The earliest unitary councils generally covered district-size urban or suburban areas. More recently, though, they’ve started covering entire counties, including Cornwall (which is relatively small) and Northumberland (which isn’t). The areas now in talks about becoming unitaries reportedly include Cumbria, the East Riding of Yorkshire and North Yorkshire. The last of these is around 100 miles across. Some proposed mergers are already receiving pushback from the public: a petition has attracted nearly 9,000 signatures opposing Blackburn With Darwen Borough Council swallowing its neighbours.

The other problem is that abolishing certain councils will mean putting a bunch of councillors out of jobs. Those same councillors are also the activist bases of the nation’s political parties. This is one reason reform has often proved difficult in the past: whichever party is in government, local reform risks hobbling it at the next election. It remains to be seen whether an 80-seat majority in Parliament will make that any easier.

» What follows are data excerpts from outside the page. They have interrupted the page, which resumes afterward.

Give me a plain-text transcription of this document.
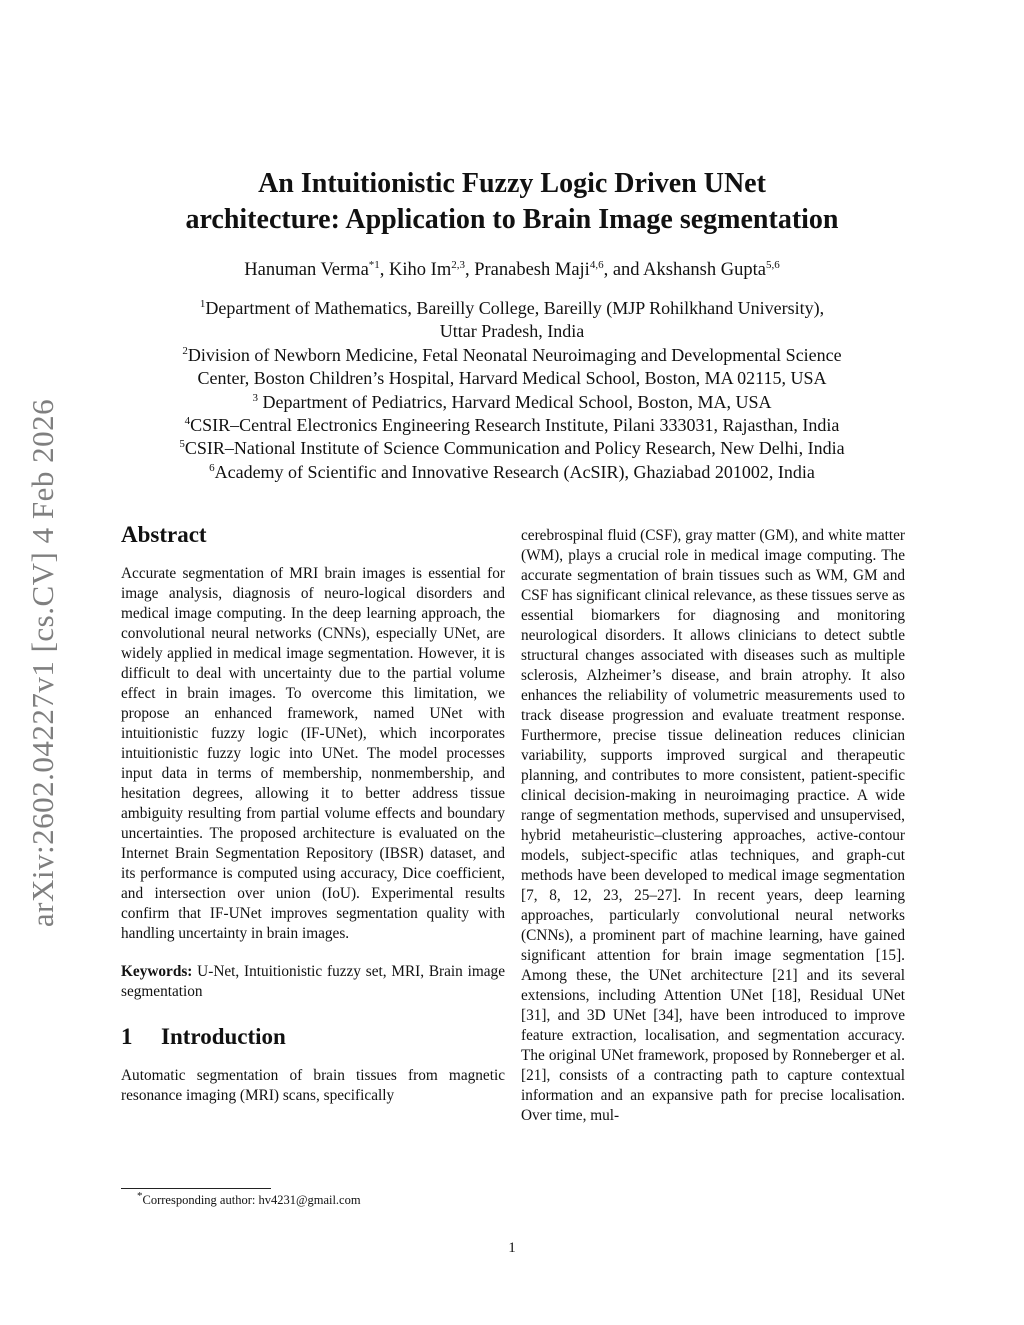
arXiv:2602.04227v1 [cs.CV] 4 Feb 2026
An Intuitionistic Fuzzy Logic Driven UNet
architecture: Application to Brain Image segmentation
Hanuman Verma$^{*1}$, Kiho Im$^{2,3}$, Pranabesh Maji$^{4,6}$, and Akshansh Gupta$^{5,6}$
$^1$Department of Mathematics, Bareilly College, Bareilly (MJP Rohilkhand University),
Uttar Pradesh, India
$^2$Division of Newborn Medicine, Fetal Neonatal Neuroimaging and Developmental Science
Center, Boston Children’s Hospital, Harvard Medical School, Boston, MA 02115, USA
$^3$ Department of Pediatrics, Harvard Medical School, Boston, MA, USA
$^4$CSIR–Central Electronics Engineering Research Institute, Pilani 333031, Rajasthan, India
$^5$CSIR–National Institute of Science Communication and Policy Research, New Delhi, India
$^6$Academy of Scientific and Innovative Research (AcSIR), Ghaziabad 201002, India
Abstract

Accurate segmentation of MRI brain images is essential for image analysis, diagnosis of neuro-logical disorders and medical image computing. In the deep learning approach, the convolutional neural networks (CNNs), especially UNet, are widely applied in medical image segmentation. However, it is difficult to deal with uncertainty due to the partial volume effect in brain images. To overcome this limitation, we propose an enhanced framework, named UNet with intuitionistic fuzzy logic (IF-UNet), which incorporates intuitionistic fuzzy logic into UNet. The model processes input data in terms of membership, nonmembership, and hesitation degrees, allowing it to better address tissue ambiguity resulting from partial volume effects and boundary uncertainties. The proposed architecture is evaluated on the Internet Brain Segmentation Repository (IBSR) dataset, and its performance is computed using accuracy, Dice coefficient, and intersection over union (IoU). Experimental results confirm that IF-UNet improves segmentation quality with handling uncertainty in brain images.

Keywords: U-Net, Intuitionistic fuzzy set, MRI, Brain image segmentation

1 Introduction

Automatic segmentation of brain tissues from magnetic resonance imaging (MRI) scans, specifically

cerebrospinal fluid (CSF), gray matter (GM), and white matter (WM), plays a crucial role in medical image computing. The accurate segmentation of brain tissues such as WM, GM and CSF has significant clinical relevance, as these tissues serve as essential biomarkers for diagnosing and monitoring neurological disorders. It allows clinicians to detect subtle structural changes associated with diseases such as multiple sclerosis, Alzheimer’s disease, and brain atrophy. It also enhances the reliability of volumetric measurements used to track disease progression and evaluate treatment response. Furthermore, precise tissue delineation reduces clinician variability, supports improved surgical and therapeutic planning, and contributes to more consistent, patient-specific clinical decision-making in neuroimaging practice. A wide range of segmentation methods, supervised and unsupervised, hybrid metaheuristic–clustering approaches, active-contour models, subject-specific atlas techniques, and graph-cut methods have been developed to medical image segmentation [7, 8, 12, 23, 25–27]. In recent years, deep learning approaches, particularly convolutional neural networks (CNNs), a prominent part of machine learning, have gained significant attention for brain image segmentation [15]. Among these, the UNet architecture [21] and its several extensions, including Attention UNet [18], Residual UNet [31], and 3D UNet [34], have been introduced to improve feature extraction, localisation, and segmentation accuracy. The original UNet framework, proposed by Ronneberger et al. [21], consists of a contracting path to capture contextual information and an expansive path for precise localisation. Over time, mul-

*Corresponding author: hv4231@gmail.com
1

The government’s white paper, of course, is merely one stage in the policymaking process. If the plans move forward, the government will still need to turn them into legislation and get them passed by Parliament. The bottom-up process it favours points to a lengthy period of talks among councils, too, as they agree on the boundaries of new local authorities as well as more prosaic matters like which offices to retain. And then the government will need to pass statutory instruments to create the new councils.

The recent reorganisation of nine councils in Dorset into just two is, in many ways, a model for the new proposal. That process took over three years. Even if the plans aren’t derailed, it will likely be some time before these proposals result in large-scale reform.